Но что доставило мне еще большее удовольствие, это письмо, которое аббатиса написала графине. Она воздала самые высокие похвалы прекрасной страдалице, ее нежности, ее уму и благородству ее манер. Она заверила, что заходит навестить ее каждый день. Удовольствие м-м дю Рюмэн меня очаровало. Я дал ей почитать письмо, которое написала мне Мисс, и видел, что она еще более довольна.
Единственно недовольными были м-м Кс.
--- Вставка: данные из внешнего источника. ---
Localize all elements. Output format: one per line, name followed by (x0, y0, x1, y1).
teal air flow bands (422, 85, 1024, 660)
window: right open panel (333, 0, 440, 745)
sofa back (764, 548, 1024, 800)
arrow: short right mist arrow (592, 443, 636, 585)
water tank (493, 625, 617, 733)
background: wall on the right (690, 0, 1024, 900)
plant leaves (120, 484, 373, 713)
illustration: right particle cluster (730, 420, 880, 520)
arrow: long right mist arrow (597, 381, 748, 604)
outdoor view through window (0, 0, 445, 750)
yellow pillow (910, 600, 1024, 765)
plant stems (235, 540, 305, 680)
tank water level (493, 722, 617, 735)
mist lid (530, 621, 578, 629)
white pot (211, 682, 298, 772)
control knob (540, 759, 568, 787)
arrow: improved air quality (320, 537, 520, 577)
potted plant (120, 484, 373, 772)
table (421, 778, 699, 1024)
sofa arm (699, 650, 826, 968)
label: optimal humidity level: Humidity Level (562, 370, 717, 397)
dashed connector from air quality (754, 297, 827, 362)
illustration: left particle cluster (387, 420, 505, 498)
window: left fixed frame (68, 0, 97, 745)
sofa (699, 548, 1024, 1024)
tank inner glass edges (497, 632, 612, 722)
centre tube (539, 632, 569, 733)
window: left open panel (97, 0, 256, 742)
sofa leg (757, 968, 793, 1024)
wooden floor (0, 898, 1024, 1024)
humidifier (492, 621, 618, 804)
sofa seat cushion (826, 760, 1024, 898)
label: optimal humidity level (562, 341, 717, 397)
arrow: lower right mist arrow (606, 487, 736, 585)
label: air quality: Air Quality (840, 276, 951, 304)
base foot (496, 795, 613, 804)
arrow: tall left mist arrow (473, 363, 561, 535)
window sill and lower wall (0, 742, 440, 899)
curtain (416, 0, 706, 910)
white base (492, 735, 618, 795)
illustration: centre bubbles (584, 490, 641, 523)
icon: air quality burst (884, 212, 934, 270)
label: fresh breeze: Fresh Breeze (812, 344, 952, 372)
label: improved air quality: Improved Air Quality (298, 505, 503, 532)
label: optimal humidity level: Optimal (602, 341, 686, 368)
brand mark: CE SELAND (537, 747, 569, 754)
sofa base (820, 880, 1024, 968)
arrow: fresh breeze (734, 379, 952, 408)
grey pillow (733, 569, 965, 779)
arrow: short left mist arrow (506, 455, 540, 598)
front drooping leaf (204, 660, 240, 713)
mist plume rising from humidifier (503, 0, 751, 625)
К.В., Фарсетти и старый Генеральный фермер, о приключениях которого рассказывали в светских кругах, в Пале Рояль и во всех кафе. Обо мне говорили тоже, но я это игнорировал.
Что касается ла Попелиньера, он настолько хорошо воспринял свою роль, что сделал из нее сюжет одноактной пьесы, которую сам написал и которую поставил в своем маленьком театре в Пасси. Таков был характер этого человека. Его гербом был петух, со словами Fovet et Favet [39] . Эмблема толерантности, которую, однако, он проявил слабо в знаменитом приключении на дороге.
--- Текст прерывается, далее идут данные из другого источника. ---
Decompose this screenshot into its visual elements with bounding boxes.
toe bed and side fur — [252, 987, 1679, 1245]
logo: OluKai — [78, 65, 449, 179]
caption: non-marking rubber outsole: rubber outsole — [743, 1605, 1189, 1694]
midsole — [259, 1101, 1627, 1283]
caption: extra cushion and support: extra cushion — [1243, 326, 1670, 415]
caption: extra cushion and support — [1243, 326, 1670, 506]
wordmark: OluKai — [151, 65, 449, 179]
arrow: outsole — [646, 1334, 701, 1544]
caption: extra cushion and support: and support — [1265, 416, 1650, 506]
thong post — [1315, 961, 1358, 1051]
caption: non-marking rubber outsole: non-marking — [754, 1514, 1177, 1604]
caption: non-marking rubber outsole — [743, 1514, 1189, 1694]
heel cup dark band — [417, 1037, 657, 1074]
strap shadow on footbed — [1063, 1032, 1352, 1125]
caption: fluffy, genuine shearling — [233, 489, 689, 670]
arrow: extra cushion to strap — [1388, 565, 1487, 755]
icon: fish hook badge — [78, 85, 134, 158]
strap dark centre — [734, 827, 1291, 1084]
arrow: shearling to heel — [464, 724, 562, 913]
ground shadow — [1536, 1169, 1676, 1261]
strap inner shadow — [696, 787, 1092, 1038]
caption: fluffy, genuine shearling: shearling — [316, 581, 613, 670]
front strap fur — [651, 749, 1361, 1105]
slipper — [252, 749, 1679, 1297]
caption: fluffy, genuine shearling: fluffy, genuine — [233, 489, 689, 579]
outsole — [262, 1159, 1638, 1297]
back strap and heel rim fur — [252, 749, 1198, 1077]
Три месяца спустя после исчезновения англичанки, как ее называли, он отправил одного из своих клевретов в Бордо, где заключил по доверенности брак с очень красивой девицей, дочерью городского головы. Она подарила ему, по прошествии двух лет, мальчика, который родился через шесть месяцев после его смерти. Бесчестный бродяга, наследник этого богатея, обвинил вдову в адюльтере и заставил объявить новорожденного бастардом, к позору парламента, вынесшего такое решение, вопреки законам, божественным и человеческим, всей знати и всем чувствительным людям Франции, которые говорили о вопиющей несправедливости такого решения. Скандал был всеобщий, и невинная вдова ла Попелиньер не смела больше появляться после невероятного проигрыша процесса, который был возобновлен слушанием в том же самом парламенте, который в другой раз объявил легитимным ребенка, родившегося одиннадцать месяцев спустя после смерти своего отца, то-есть мужа вдовы.
39
Ценим и благорасположен.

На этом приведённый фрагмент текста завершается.